Ces trois pistes interprétatives ne sont pas exclusives. On peut même rattacher à chacune d’elles un moment emblématique. Les étudiants et les idées diffusées dans les salons sont particulièrement mis en évidence au cours des premières semaines, culminant dans le manifeste des étudiants du 4 mai, qui renvoie au rôle des universités dans le mouvement du 4 mai 1919 et aux revendications de « science et démocratie » du mouvement pour la nouvelle culture de l’époque. À partir du retour de Zhao Ziyang de Pyongyang fin avril et jusqu’à la décision de déclarer la loi martiale prise le 18 mai, c’est le clivage factionnel à l’intérieur de l’État-parti qui détermine la dynamique des événements. Enfin, à partir du déclenchement de la grève de la faim le 13 mai et jusqu’à début juin, de larges pans de la société entière s’impliquent dans le mouvement.
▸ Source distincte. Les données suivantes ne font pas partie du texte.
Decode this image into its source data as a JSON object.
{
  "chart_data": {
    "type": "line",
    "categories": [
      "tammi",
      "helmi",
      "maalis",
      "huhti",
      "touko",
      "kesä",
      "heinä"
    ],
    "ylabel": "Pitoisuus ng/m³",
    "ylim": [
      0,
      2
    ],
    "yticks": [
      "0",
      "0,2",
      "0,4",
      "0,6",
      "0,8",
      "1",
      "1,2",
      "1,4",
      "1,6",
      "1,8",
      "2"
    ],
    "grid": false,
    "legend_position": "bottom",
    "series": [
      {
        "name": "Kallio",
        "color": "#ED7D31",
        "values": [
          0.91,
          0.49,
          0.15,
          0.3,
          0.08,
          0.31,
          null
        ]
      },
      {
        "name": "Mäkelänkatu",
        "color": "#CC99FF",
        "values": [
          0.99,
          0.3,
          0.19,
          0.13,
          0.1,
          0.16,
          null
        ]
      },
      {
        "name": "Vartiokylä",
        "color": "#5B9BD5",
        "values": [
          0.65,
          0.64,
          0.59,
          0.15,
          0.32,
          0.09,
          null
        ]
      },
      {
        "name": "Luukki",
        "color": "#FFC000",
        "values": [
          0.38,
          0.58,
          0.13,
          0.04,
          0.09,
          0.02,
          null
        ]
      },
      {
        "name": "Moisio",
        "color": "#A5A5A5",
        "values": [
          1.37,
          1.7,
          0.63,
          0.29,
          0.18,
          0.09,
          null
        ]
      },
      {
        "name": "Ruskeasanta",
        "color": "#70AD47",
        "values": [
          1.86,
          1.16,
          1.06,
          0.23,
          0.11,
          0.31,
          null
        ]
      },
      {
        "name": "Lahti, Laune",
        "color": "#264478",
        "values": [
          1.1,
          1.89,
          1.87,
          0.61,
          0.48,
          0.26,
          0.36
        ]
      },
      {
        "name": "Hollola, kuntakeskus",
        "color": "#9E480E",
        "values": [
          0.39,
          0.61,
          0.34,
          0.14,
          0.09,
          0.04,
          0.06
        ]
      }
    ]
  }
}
Les étudiants, les salons, les Lumières
Même si la plupart des analyses s’accordent à considérer la mobilisation comme « spontanée » (zifa), à l’encontre des accusations de « préméditation » formulées par le pouvoir, cela ne signifie pas pour autant qu’elle soit apparue dans le vide et il est assez aisé d’en retracer les origines intellectuelles. Parmi les inspirations des étudiants, on peut citer le mur de la démocratie de 1979, ainsi que l’astrophysicien Fang Lizhi, le « Sakharov chinois ». L’évolution de Fang vers une critique systématique du régime repose sur l’idée d’une contradiction entre le marxisme en tant que dogme et la science qui ne peut se passer de la liberté de débattre. La démocratie est alors conçue comme une transposition de la vérité scientifique dans le domaine politique, comme déjà à l’époque du 4 mai 1919. Si la science joue le rôle d’un système de valeurs alternatives dans la Chine des années 1980, comparable au rôle de la culture alternative en Urss, il y a cependant une ambiguïté dans la pensée de Fang entre la science comme savoir de technocrates éclairés, et la science comme discours civil reposant sur la rationalité et les valeurs universelles[3].
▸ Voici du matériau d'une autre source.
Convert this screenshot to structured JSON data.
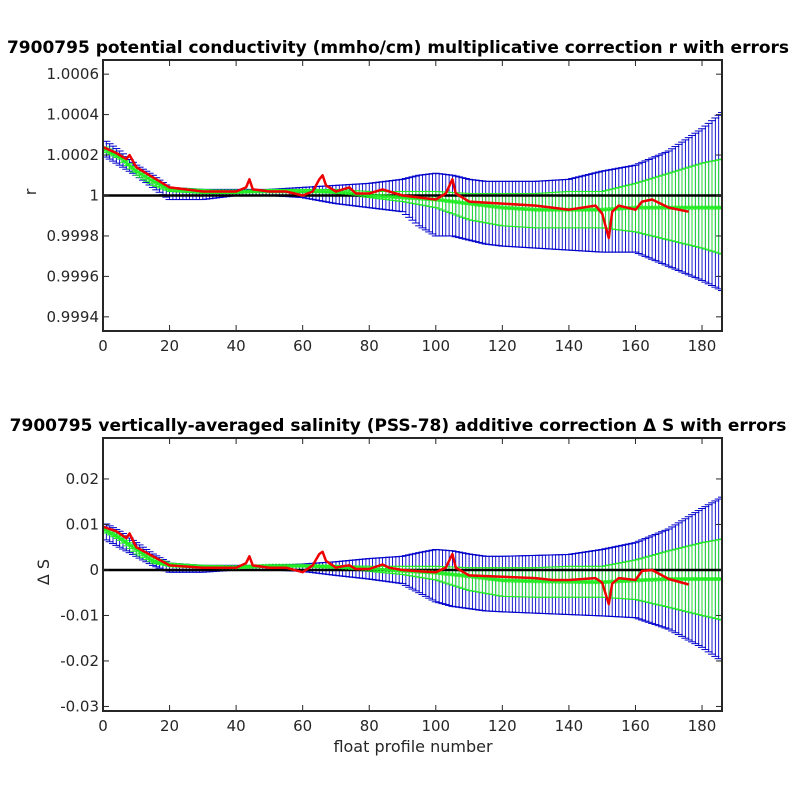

Le « salon de la démocratie » de Wang Dan et « l’Académie olympienne des sciences » de Shen Tong, qui se tenaient à l’université de Pékin le mercredi après-midi et soir, révèlent l’influence des théories de Karl Popper. Pour les participants, Popper avait montré que le marxisme en tant que théorie « infalsifiable » ne pouvait prétendre au statut de théorie scientifique. Seule la discussion ouverte, libre et rationnelle, et donc les institutions démocratiques, étaient capables à leurs yeux de garantir l’avancée du savoir. Ils tiraient de leurs lectures la certitude que la tyrannie pouvait être renversée par l’organisation de débats libres et rationnels[4].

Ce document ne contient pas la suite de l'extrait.